Mom, Steve, and I happened to be in the neighborhood one Sunday late afternoon after catching Into the Woods at Playhouse Square. Not much is open on Sunday for dinner, but Mabel’s is. But BBQ? Why not, let’s give it a try!
We had no idea what to expect. Is Cleveland BBQ dry rub pork like Rendezvous or the pulled pork of Corky’s, both from Memphis, TN? Or is it racks of beef ribs made Texas-style? Please don’t tell me it’s that vinegar-based BBQ like North Carolina. No one likes that. And of tantamount importance is the list of optional sides. What are the sides?!?
The short answer to many of those questions is no with a side of wha?
Don’t get me wrong, there’s much to enjoy at Mabel’s. Sure, to be expected is the craft cocktail option executed with ease (Figure 1). The list of starters is admittedly small and consists mostly of pig parts, probably a nod to the pigs’ ears so popular at Lolita. On this occasion, we ordered the cracklin’ expecting it to mimic the chicharrónes Mom remembers from Mexico. Mabel’s cracklin’ is crisp and airy and comes with a mouth puckering side of vinegar, salt, and some kind of chip dip I used to see at Super Bowl parties paired with Ruffles potato chips (Figure 2). In comparison to this Northeast Ohio version, Mexican chicharrónes are crisp and crunchy from the fried pork fat. And, the Mexican version comes with chili powder and lime.
The main event of Mabel’s, of course, is the BBQ. Mom and I ordered the pork belly and the brisket, and Steve went all in and ordered the This is Cleveland. And now for the sides. A brief scan of the list revealed a mix of the familiar and the unusual. Where’s my scoop of mac & cheese? The creamy coleslaw taunting a bout of food poisoning? The blunted corn on the cob? The green beans no vegetarian could eat? The cornbread. Good god, where is the cornbread?

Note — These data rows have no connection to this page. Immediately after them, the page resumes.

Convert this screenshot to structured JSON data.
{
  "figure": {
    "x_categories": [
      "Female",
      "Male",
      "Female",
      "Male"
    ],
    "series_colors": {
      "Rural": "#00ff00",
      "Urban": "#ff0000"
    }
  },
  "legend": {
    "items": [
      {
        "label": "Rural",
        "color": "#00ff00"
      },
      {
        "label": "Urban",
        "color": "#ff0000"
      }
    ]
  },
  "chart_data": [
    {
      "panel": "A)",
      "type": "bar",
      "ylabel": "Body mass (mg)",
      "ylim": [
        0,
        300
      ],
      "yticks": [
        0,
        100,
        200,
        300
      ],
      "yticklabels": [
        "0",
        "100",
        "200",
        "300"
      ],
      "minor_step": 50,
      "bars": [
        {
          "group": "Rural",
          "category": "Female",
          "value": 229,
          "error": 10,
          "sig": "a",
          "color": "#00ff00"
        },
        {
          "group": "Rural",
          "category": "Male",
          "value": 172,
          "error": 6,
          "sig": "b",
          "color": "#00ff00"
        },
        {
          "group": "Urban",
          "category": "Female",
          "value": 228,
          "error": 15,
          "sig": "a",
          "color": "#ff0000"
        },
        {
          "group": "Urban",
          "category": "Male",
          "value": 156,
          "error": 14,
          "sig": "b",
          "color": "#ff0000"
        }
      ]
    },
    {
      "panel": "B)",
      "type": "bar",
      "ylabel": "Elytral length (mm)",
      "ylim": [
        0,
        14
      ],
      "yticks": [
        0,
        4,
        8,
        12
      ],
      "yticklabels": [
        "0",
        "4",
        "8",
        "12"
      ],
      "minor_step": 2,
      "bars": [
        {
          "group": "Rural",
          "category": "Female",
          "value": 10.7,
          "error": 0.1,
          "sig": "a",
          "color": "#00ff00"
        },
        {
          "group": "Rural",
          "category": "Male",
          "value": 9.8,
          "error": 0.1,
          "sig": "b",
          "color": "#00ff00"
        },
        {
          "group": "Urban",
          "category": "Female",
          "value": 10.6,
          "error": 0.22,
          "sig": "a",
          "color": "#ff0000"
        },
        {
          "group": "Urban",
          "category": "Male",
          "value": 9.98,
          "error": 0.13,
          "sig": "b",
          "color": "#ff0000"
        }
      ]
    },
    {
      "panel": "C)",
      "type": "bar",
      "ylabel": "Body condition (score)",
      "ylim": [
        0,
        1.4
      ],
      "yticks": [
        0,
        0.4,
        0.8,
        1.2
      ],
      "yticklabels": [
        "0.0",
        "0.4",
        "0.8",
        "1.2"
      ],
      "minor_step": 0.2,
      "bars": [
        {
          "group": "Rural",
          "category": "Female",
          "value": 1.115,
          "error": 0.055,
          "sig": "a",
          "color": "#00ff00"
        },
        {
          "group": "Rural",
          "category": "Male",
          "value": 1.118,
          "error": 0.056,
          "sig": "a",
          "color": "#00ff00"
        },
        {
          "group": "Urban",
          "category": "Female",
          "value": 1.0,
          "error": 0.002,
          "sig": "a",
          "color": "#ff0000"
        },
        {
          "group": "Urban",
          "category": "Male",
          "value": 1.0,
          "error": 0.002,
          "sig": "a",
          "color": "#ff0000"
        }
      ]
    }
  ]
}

Mabel’s had none of that. We ended up ordering the J.W. potatoes, the smoked beets (Steve was responsible for this side), and the hot greens.
Immediately upon ordering, the food came out on a big platter (Figure 3). The platter was visually pleasing, and we were eager to dig in. The server showed us the bottle of Mabel’s BBQ sauce and advised we try it. Oh, great, surely this is the North Carolina vinegar stuff. But, nope, I was wrong. Instead of vinegar, it’s mustard. I had the wrong Carolina.
All in all, Mabel’s was pleasant enough, and I would not complain if we were to return. But, if you are really jonesing for authentic BBQ, this is not the place. As Will Bush and I recently mused, don’t trust you’ll get real BBQ unless you see a smoker out front working hard.